Against all odds, Erosion Tap House persevered. Upon triumphantly re-opening, the Rues began doubling down on the guest experience, offering traditional and outside-of-the-box ice creams and yogurts made by Patrick himself and local artisans. They also have a full menu of shareable bites and larger entrees, with a focus on using waffles as vessels.
Beyond the waffles, do not miss each of the of empanadas on the menu. The veggie option is stuffed to brim with roasted onions, oregano, white cheddar chees and mozzarella while the carnivorous option manages to combine beef with onions, olives, raisins and boiled egg and make it taste like heaven. Pro tip: when offered a side of chimichurri or cashew-pumpkin seed mole, opt for both. Each sauce takes the crispy, savory handhelds to another level.

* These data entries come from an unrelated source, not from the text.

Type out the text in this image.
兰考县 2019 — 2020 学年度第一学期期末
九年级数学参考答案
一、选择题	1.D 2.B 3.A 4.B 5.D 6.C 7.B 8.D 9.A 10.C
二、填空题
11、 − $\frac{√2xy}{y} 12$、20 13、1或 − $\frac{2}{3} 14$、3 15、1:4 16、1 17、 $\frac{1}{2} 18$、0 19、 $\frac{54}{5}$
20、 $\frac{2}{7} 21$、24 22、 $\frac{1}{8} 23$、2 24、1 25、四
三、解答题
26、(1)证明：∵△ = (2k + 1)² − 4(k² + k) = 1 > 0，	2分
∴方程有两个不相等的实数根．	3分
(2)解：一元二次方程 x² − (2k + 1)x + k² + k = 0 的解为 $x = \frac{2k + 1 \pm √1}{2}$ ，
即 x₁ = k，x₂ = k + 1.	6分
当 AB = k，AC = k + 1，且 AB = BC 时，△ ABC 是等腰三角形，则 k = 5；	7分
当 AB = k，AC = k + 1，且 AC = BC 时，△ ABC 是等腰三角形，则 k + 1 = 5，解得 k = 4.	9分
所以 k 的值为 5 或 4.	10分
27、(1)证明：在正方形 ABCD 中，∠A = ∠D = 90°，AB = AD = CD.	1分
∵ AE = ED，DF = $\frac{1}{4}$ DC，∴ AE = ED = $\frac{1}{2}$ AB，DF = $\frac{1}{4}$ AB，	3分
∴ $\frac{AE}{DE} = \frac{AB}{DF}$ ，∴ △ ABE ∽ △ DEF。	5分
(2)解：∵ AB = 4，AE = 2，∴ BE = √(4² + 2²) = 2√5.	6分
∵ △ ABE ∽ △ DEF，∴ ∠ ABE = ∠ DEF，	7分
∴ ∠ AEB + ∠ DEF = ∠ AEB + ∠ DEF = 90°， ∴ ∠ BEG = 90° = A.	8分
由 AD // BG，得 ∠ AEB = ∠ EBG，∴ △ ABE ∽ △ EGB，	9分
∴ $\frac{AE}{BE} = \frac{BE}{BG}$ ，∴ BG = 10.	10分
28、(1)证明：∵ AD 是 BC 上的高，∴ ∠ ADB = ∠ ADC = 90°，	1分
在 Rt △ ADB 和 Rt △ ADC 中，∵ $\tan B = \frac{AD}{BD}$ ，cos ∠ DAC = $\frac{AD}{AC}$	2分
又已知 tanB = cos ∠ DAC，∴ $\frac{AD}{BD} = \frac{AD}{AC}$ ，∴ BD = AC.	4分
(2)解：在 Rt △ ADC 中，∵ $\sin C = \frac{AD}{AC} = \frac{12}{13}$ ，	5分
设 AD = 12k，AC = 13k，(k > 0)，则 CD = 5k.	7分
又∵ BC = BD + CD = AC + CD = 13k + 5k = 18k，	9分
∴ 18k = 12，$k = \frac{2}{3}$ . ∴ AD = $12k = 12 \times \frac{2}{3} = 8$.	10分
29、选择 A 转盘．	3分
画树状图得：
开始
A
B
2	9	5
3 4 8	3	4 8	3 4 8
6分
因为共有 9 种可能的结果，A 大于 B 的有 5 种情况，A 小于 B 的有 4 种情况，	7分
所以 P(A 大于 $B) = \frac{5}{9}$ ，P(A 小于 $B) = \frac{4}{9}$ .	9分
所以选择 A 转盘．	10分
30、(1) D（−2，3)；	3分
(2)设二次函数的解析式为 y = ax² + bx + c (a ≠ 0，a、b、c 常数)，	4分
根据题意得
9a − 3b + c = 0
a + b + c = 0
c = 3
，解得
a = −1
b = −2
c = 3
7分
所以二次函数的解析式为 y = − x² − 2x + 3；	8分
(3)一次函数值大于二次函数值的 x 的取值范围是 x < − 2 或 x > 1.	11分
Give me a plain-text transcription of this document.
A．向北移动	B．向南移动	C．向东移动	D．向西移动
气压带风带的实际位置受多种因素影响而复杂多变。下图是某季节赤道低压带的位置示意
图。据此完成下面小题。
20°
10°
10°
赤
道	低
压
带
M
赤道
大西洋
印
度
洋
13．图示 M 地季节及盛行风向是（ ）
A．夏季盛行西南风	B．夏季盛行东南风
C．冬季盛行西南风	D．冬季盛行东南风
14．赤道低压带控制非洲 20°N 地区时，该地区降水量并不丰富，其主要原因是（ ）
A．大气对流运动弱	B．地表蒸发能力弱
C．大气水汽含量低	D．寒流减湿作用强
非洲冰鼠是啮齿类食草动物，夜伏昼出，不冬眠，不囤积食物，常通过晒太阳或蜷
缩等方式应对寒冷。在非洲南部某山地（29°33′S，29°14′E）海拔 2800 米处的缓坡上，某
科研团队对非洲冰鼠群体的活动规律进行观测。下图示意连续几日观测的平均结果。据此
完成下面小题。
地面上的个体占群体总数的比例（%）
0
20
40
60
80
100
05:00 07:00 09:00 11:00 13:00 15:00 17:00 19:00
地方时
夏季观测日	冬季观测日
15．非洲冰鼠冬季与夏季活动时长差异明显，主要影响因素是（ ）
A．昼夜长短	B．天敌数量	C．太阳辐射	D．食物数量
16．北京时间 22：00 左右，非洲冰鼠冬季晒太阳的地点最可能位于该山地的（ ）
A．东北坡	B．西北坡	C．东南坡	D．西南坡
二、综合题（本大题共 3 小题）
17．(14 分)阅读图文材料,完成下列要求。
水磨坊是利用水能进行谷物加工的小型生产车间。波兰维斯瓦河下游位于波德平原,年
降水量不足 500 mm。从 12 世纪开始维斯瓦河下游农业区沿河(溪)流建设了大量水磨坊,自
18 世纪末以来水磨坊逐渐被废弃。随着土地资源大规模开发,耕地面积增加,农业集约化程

Outside of the food menu, wine tastings are offered at any time, with the guest’s choice of red, white or a combination of wines delivered in scientific beakers rather than glasses. Patrick works with nearly a dozen local growers to source the grapes locally, and the varietals run the gamut. The only thing they have in common: wild names that do not take themselves too seriously. There is a Petit Syrah called “Wine Stain,” for example, and a red blend in a can called “Not Afraid of Clowns.” There is even a white blend called “Raining Puppies” because of its combination of Picpoul Blanc and Muscat Canelli grapes, which most winemakers would think would be as likely as being blended together as puppies falling from the sky. Beer, of course, is also available by the glass or in a tasting (yes, also in the beakers!). There is a separate tap room for beer lovers with 24 different taps, though it may be enjoyed anywhere in the building.
The final element to this adult amusement park for the taste buds is the bottle shop, which is adjacent to the main dining area and ice cream counters. There, guests can shop for hours for what feels like a never-ending list of beers, gourmet goods and even temporary tattoos.